Montessori and Steiner

This does not mean that we have not learned anything at all in the last century. Here it is of course peculiar that so many schools in Germany are still heavily influenced by hardly modified ideas of Maria Montessori (1870 – 1952) or, especially, Rudolf Steiner (1861 – 1925). This might be a cultural problem, though, as it is remarkable that Spiewak observed that in Germany only in the last two decades empirical educational research has been conducted.

Thus, we know relatively well that, for instance, there are still enormous social inequalities in educational careers, that these inequalities are already constituted in the pre-school years, that the school system does not compensate these inequalities but mainly enlarge them, and, consequently, that schooling should not, as in Germany, start at the age of 6, but as early as possible. We also know relatively well that in modern societies it is more productive to teach children problem-solving abilities, than to teach them assumed solutions of problems, as is still predominantly done in France. Mainly thanks to the medical sciences we also know that some children do have AD(H)S and that some children are indeed highly gifted, and that for these children not all educational methods and schedules work well. Obviously, it is disturbing that insights like these still have not reached the German or French) educational system.

Still, these are very general insights, certainly important enough to lay the foundations of the educational system. But I doubt whether we know for certain, as Spiewak suggested, that smaller classes are irrelevant, that the “Turbo-Gymnasium” has no side-effects, or that it does not work to educate teachers at other places than at their own school. Concomitantly, I doubt that there exists just one perfect method, at all places and at all times, to teach children math, French or critical thinking.

Notes

1. “War die pädagogische Disziplin vor zwei Jahrzehnten weitgehend empiriefrei, droht sie jetzt in Daten zu ertrinken.“

2. “Damit Wissenschaft und Praxis besser zusammenkommen, sind Übersetzer nötig und Relevanzerklärer, Studienqualitätsprüfer und Schleusenwärter für die Datenflut. Mit anderen Worten: Deutschland benötigt eine Art Cochrane-Institut für die Schule.“

3. “Was bringen die ganzen Studien eigentlich? Die einen Wissenschaftler ziehen daraus diese Schlussfolgerungen, die anderen jene. Was soll ich denn da glauben?”

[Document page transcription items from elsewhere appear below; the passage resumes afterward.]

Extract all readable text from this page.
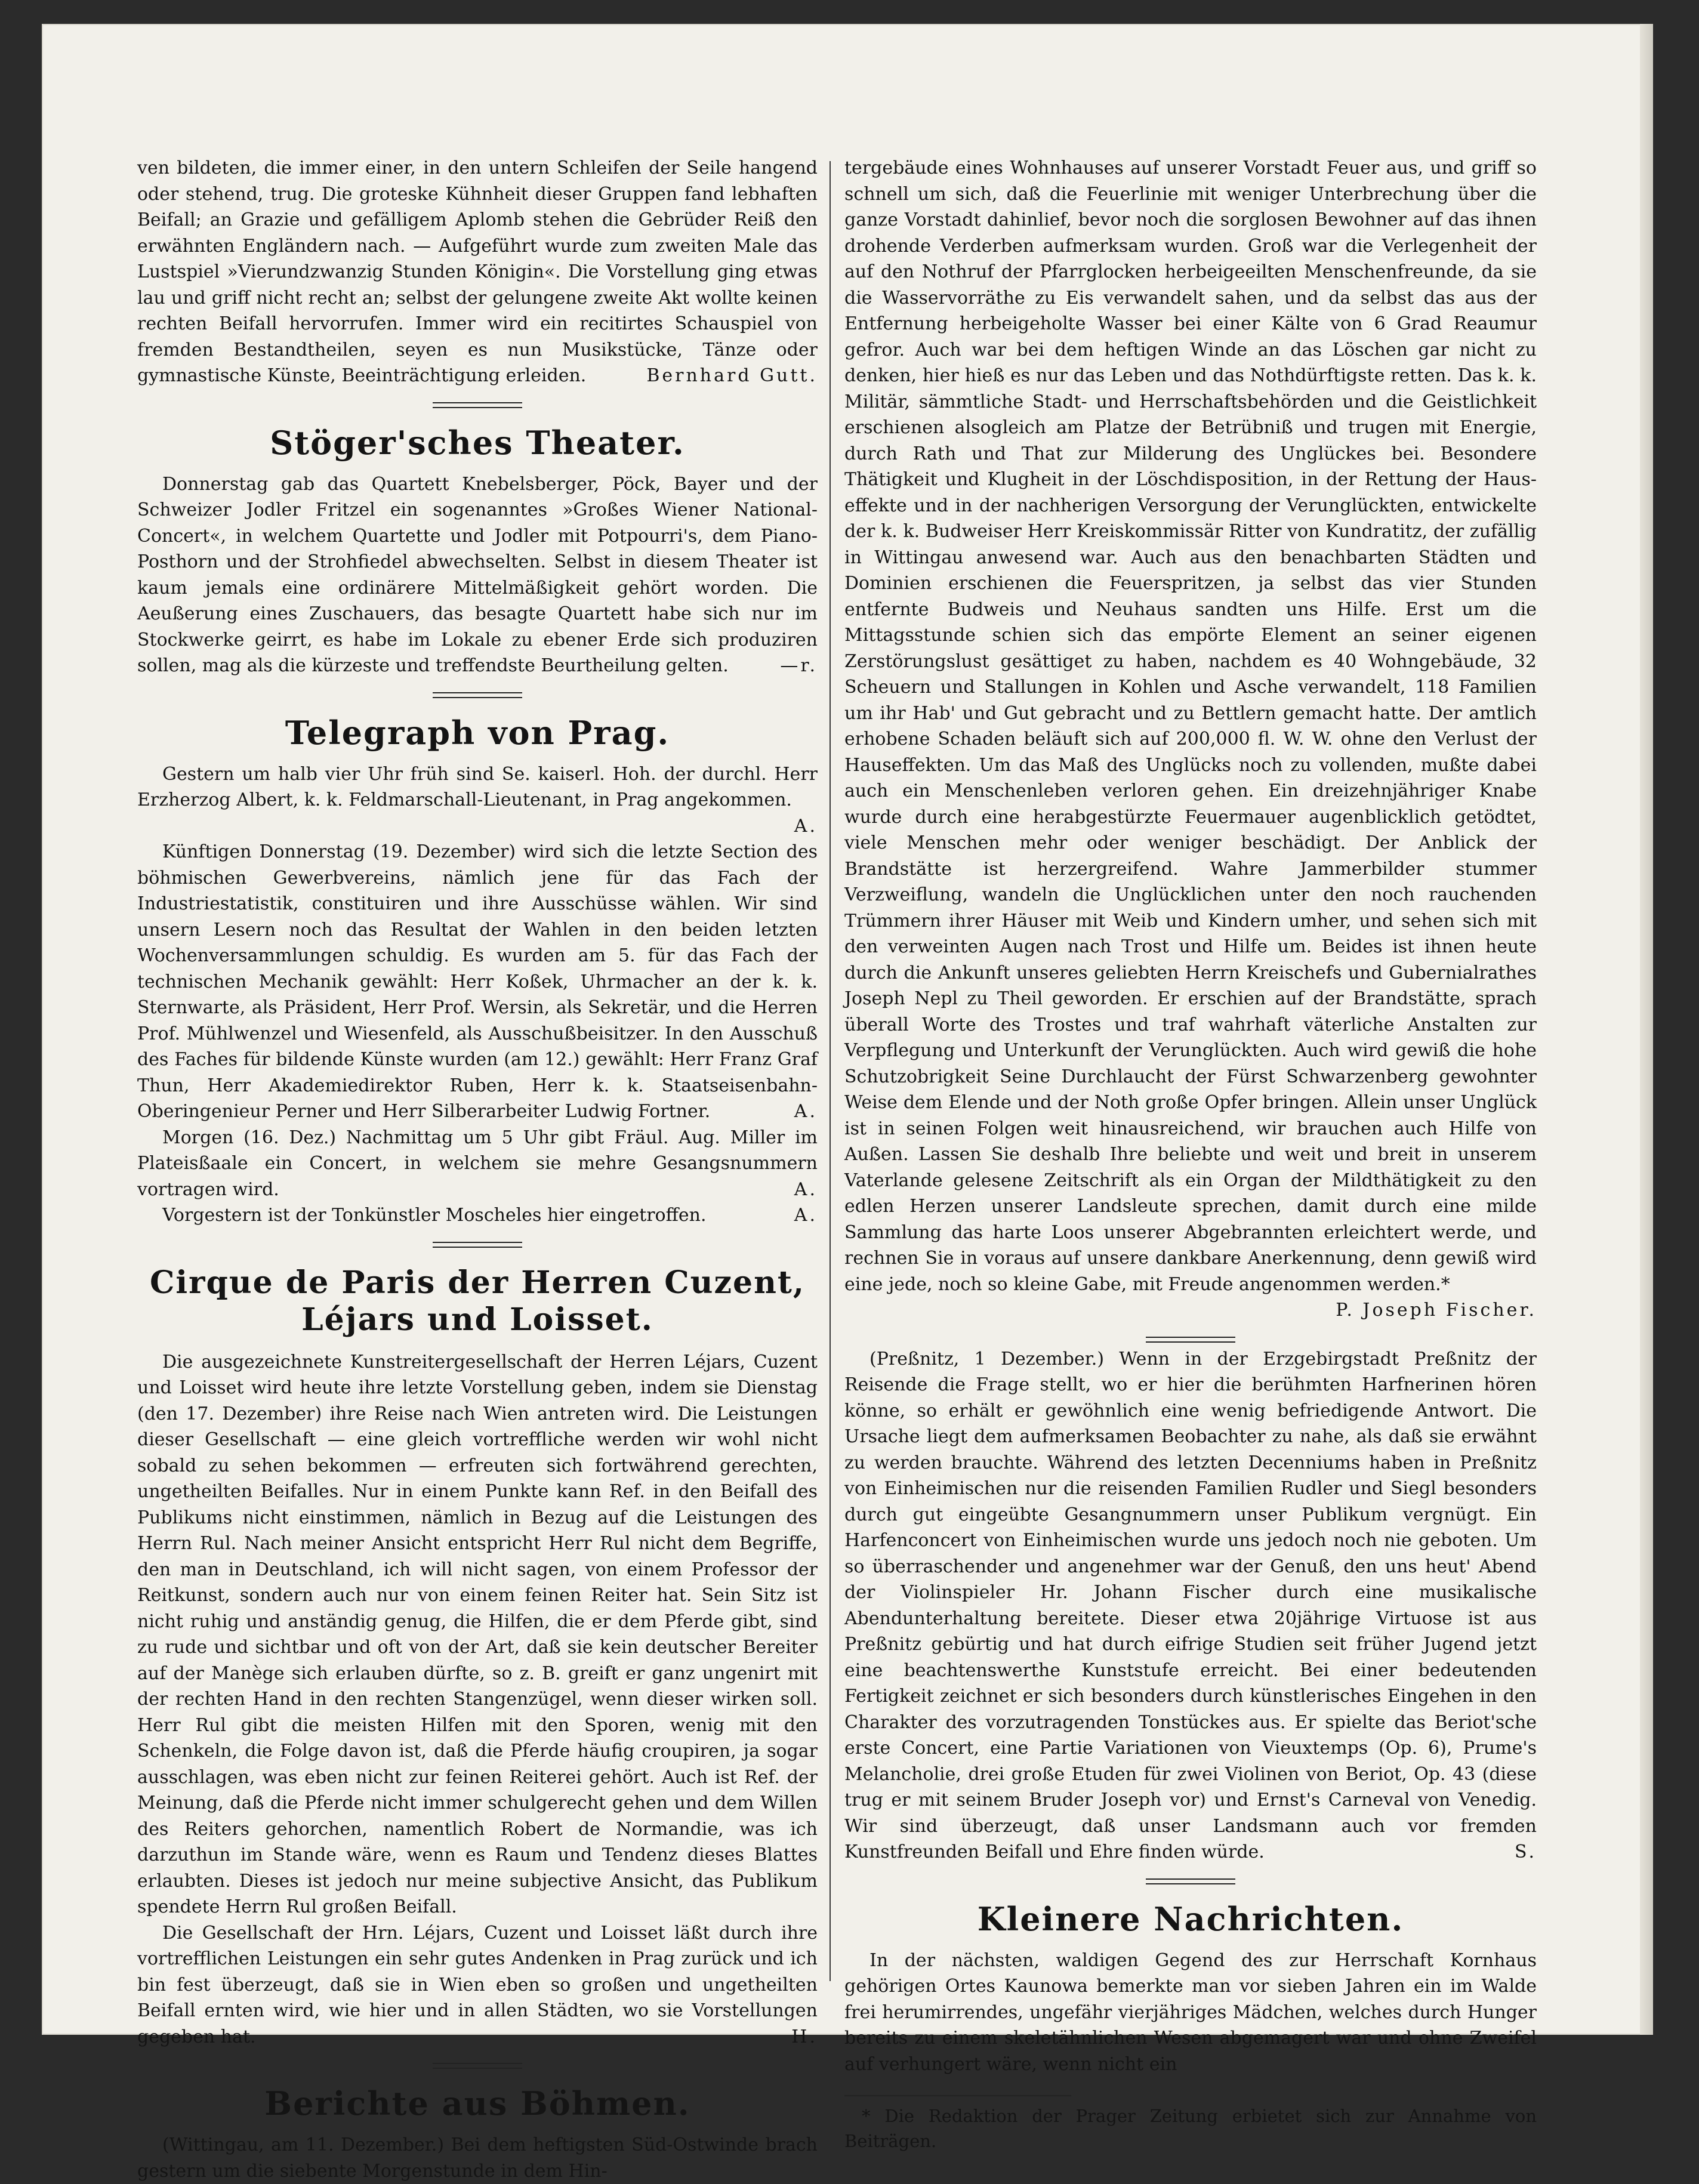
ven bildeten, die immer einer, in den untern Schleifen der Seile hangend oder stehend, trug. Die groteske Kühnheit dieser Gruppen fand lebhaften Beifall; an Grazie und gefälligem Aplomb stehen die Gebrüder Reiß den erwähnten Engländern nach. — Aufgeführt wurde zum zweiten Male das Lustspiel »Vierundzwanzig Stunden Königin«. Die Vorstellung ging etwas lau und griff nicht recht an; selbst der gelungene zweite Akt wollte keinen rechten Beifall hervorrufen. Immer wird ein recitirtes Schauspiel von fremden Bestandtheilen, seyen es nun Musikstücke, Tänze oder gymnastische Künste, Beeinträchtigung erleiden.	Bernhard Gutt.

Stöger'sches Theater.

Donnerstag gab das Quartett Knebelsberger, Pöck, Bayer und der Schweizer Jodler Fritzel ein sogenanntes »Großes Wiener National-Concert«, in welchem Quartette und Jodler mit Potpourri's, dem Piano-Posthorn und der Strohfiedel abwechselten. Selbst in diesem Theater ist kaum jemals eine ordinärere Mittelmäßigkeit gehört worden. Die Aeußerung eines Zuschauers, das besagte Quartett habe sich nur im Stockwerke geirrt, es habe im Lokale zu ebener Erde sich produziren sollen, mag als die kürzeste und treffendste Beurtheilung gelten.	—r.

Telegraph von Prag.

Gestern um halb vier Uhr früh sind Se. kaiserl. Hoh. der durchl. Herr Erzherzog Albert, k. k. Feldmarschall-Lieutenant, in Prag angekommen.
A.

Künftigen Donnerstag (19. Dezember) wird sich die letzte Section des böhmischen Gewerbvereins, nämlich jene für das Fach der Industriestatistik, constituiren und ihre Ausschüsse wählen. Wir sind unsern Lesern noch das Resultat der Wahlen in den beiden letzten Wochenversammlungen schuldig. Es wurden am 5. für das Fach der technischen Mechanik gewählt: Herr Koßek, Uhrmacher an der k. k. Sternwarte, als Präsident, Herr Prof. Wersin, als Sekretär, und die Herren Prof. Mühlwenzel und Wiesenfeld, als Ausschußbeisitzer. In den Ausschuß des Faches für bildende Künste wurden (am 12.) gewählt: Herr Franz Graf Thun, Herr Akademiedirektor Ruben, Herr k. k. Staatseisenbahn-Oberingenieur Perner und Herr Silberarbeiter Ludwig Fortner.	A.

Morgen (16. Dez.) Nachmittag um 5 Uhr gibt Fräul. Aug. Miller im Plateisßaale ein Concert, in welchem sie mehre Gesangsnummern vortragen wird.	A.

Vorgestern ist der Tonkünstler Moscheles hier eingetroffen.	A.

Cirque de Paris der Herren Cuzent, Léjars und Loisset.

Die ausgezeichnete Kunstreitergesellschaft der Herren Léjars, Cuzent und Loisset wird heute ihre letzte Vorstellung geben, indem sie Dienstag (den 17. Dezember) ihre Reise nach Wien antreten wird. Die Leistungen dieser Gesellschaft — eine gleich vortreffliche werden wir wohl nicht sobald zu sehen bekommen — erfreuten sich fortwährend gerechten, ungetheilten Beifalles. Nur in einem Punkte kann Ref. in den Beifall des Publikums nicht einstimmen, nämlich in Bezug auf die Leistungen des Herrn Rul. Nach meiner Ansicht entspricht Herr Rul nicht dem Begriffe, den man in Deutschland, ich will nicht sagen, von einem Professor der Reitkunst, sondern auch nur von einem feinen Reiter hat. Sein Sitz ist nicht ruhig und anständig genug, die Hilfen, die er dem Pferde gibt, sind zu rude und sichtbar und oft von der Art, daß sie kein deutscher Bereiter auf der Manège sich erlauben dürfte, so z. B. greift er ganz ungenirt mit der rechten Hand in den rechten Stangenzügel, wenn dieser wirken soll. Herr Rul gibt die meisten Hilfen mit den Sporen, wenig mit den Schenkeln, die Folge davon ist, daß die Pferde häufig croupiren, ja sogar ausschlagen, was eben nicht zur feinen Reiterei gehört. Auch ist Ref. der Meinung, daß die Pferde nicht immer schulgerecht gehen und dem Willen des Reiters gehorchen, namentlich Robert de Normandie, was ich darzuthun im Stande wäre, wenn es Raum und Tendenz dieses Blattes erlaubten. Dieses ist jedoch nur meine subjective Ansicht, das Publikum spendete Herrn Rul großen Beifall.

Die Gesellschaft der Hrn. Léjars, Cuzent und Loisset läßt durch ihre vortrefflichen Leistungen ein sehr gutes Andenken in Prag zurück und ich bin fest überzeugt, daß sie in Wien eben so großen und ungetheilten Beifall ernten wird, wie hier und in allen Städten, wo sie Vorstellungen gegeben hat.	H.

Berichte aus Böhmen.

(Wittingau, am 11. Dezember.) Bei dem heftigsten Süd-Ostwinde brach gestern um die siebente Morgenstunde in dem Hin-

tergebäude eines Wohnhauses auf unserer Vorstadt Feuer aus, und griff so schnell um sich, daß die Feuerlinie mit weniger Unterbrechung über die ganze Vorstadt dahinlief, bevor noch die sorglosen Bewohner auf das ihnen drohende Verderben aufmerksam wurden. Groß war die Verlegenheit der auf den Nothruf der Pfarrglocken herbeigeeilten Menschenfreunde, da sie die Wasservorräthe zu Eis verwandelt sahen, und da selbst das aus der Entfernung herbeigeholte Wasser bei einer Kälte von 6 Grad Reaumur gefror. Auch war bei dem heftigen Winde an das Löschen gar nicht zu denken, hier hieß es nur das Leben und das Nothdürftigste retten. Das k. k. Militär, sämmtliche Stadt- und Herrschaftsbehörden und die Geistlichkeit erschienen alsogleich am Platze der Betrübniß und trugen mit Energie, durch Rath und That zur Milderung des Unglückes bei. Besondere Thätigkeit und Klugheit in der Löschdisposition, in der Rettung der Hauseffekte und in der nachherigen Versorgung der Verunglückten, entwickelte der k. k. Budweiser Herr Kreiskommissär Ritter von Kundratitz, der zufällig in Wittingau anwesend war. Auch aus den benachbarten Städten und Dominien erschienen die Feuerspritzen, ja selbst das vier Stunden entfernte Budweis und Neuhaus sandten uns Hilfe. Erst um die Mittagsstunde schien sich das empörte Element an seiner eigenen Zerstörungslust gesättiget zu haben, nachdem es 40 Wohngebäude, 32 Scheuern und Stallungen in Kohlen und Asche verwandelt, 118 Familien um ihr Hab' und Gut gebracht und zu Bettlern gemacht hatte. Der amtlich erhobene Schaden beläuft sich auf 200,000 fl. W. W. ohne den Verlust der Hauseffekten. Um das Maß des Unglücks noch zu vollenden, mußte dabei auch ein Menschenleben verloren gehen. Ein dreizehnjähriger Knabe wurde durch eine herabgestürzte Feuermauer augenblicklich getödtet, viele Menschen mehr oder weniger beschädigt. Der Anblick der Brandstätte ist herzergreifend. Wahre Jammerbilder stummer Verzweiflung, wandeln die Unglücklichen unter den noch rauchenden Trümmern ihrer Häuser mit Weib und Kindern umher, und sehen sich mit den verweinten Augen nach Trost und Hilfe um. Beides ist ihnen heute durch die Ankunft unseres geliebten Herrn Kreischefs und Gubernialrathes Joseph Nepl zu Theil geworden. Er erschien auf der Brandstätte, sprach überall Worte des Trostes und traf wahrhaft väterliche Anstalten zur Verpflegung und Unterkunft der Verunglückten. Auch wird gewiß die hohe Schutzobrigkeit Seine Durchlaucht der Fürst Schwarzenberg gewohnter Weise dem Elende und der Noth große Opfer bringen. Allein unser Unglück ist in seinen Folgen weit hinausreichend, wir brauchen auch Hilfe von Außen. Lassen Sie deshalb Ihre beliebte und weit und breit in unserem Vaterlande gelesene Zeitschrift als ein Organ der Mildthätigkeit zu den edlen Herzen unserer Landsleute sprechen, damit durch eine milde Sammlung das harte Loos unserer Abgebrannten erleichtert werde, und rechnen Sie in voraus auf unsere dankbare Anerkennung, denn gewiß wird eine jede, noch so kleine Gabe, mit Freude angenommen werden.*
P. Joseph Fischer.

(Preßnitz, 1 Dezember.) Wenn in der Erzgebirgstadt Preßnitz der Reisende die Frage stellt, wo er hier die berühmten Harfnerinen hören könne, so erhält er gewöhnlich eine wenig befriedigende Antwort. Die Ursache liegt dem aufmerksamen Beobachter zu nahe, als daß sie erwähnt zu werden brauchte. Während des letzten Decenniums haben in Preßnitz von Einheimischen nur die reisenden Familien Rudler und Siegl besonders durch gut eingeübte Gesangnummern unser Publikum vergnügt. Ein Harfenconcert von Einheimischen wurde uns jedoch noch nie geboten. Um so überraschender und angenehmer war der Genuß, den uns heut' Abend der Violinspieler Hr. Johann Fischer durch eine musikalische Abendunterhaltung bereitete. Dieser etwa 20jährige Virtuose ist aus Preßnitz gebürtig und hat durch eifrige Studien seit früher Jugend jetzt eine beachtenswerthe Kunststufe erreicht. Bei einer bedeutenden Fertigkeit zeichnet er sich besonders durch künstlerisches Eingehen in den Charakter des vorzutragenden Tonstückes aus. Er spielte das Beriot'sche erste Concert, eine Partie Variationen von Vieuxtemps (Op. 6), Prume's Melancholie, drei große Etuden für zwei Violinen von Beriot, Op. 43 (diese trug er mit seinem Bruder Joseph vor) und Ernst's Carneval von Venedig. Wir sind überzeugt, daß unser Landsmann auch vor fremden Kunstfreunden Beifall und Ehre finden würde.	S.

Kleinere Nachrichten.

In der nächsten, waldigen Gegend des zur Herrschaft Kornhaus gehörigen Ortes Kaunowa bemerkte man vor sieben Jahren ein im Walde frei herumirrendes, ungefähr vierjähriges Mädchen, welches durch Hunger bereits zu einem skeletähnlichen Wesen abgemagert war und ohne Zweifel auf verhungert wäre, wenn nicht ein

* Die Redaktion der Prager Zeitung erbietet sich zur Annahme von Beiträgen.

4. “haben sich in der Pädagogik noch keine verbindlichen methodischen Standards durchgesetzt. Nach den strengen Maßstäben der Biowissenschaften dürften mehr als 90 Prozent aller empirischen Schulstudien Datenschrott sein, Pseudoforschung ohne jede valide Aussage. Etwa weil die Stichproben zu klein oder nicht repräsentativ sind oder weil eine Kontrollgruppe fehlt, an der man den Lernfortschritt messen kann.“

5. “Es ist schon befremdlich, was in meiner Disziplin mitunter als wissenschaftliche Studie durchgeht”.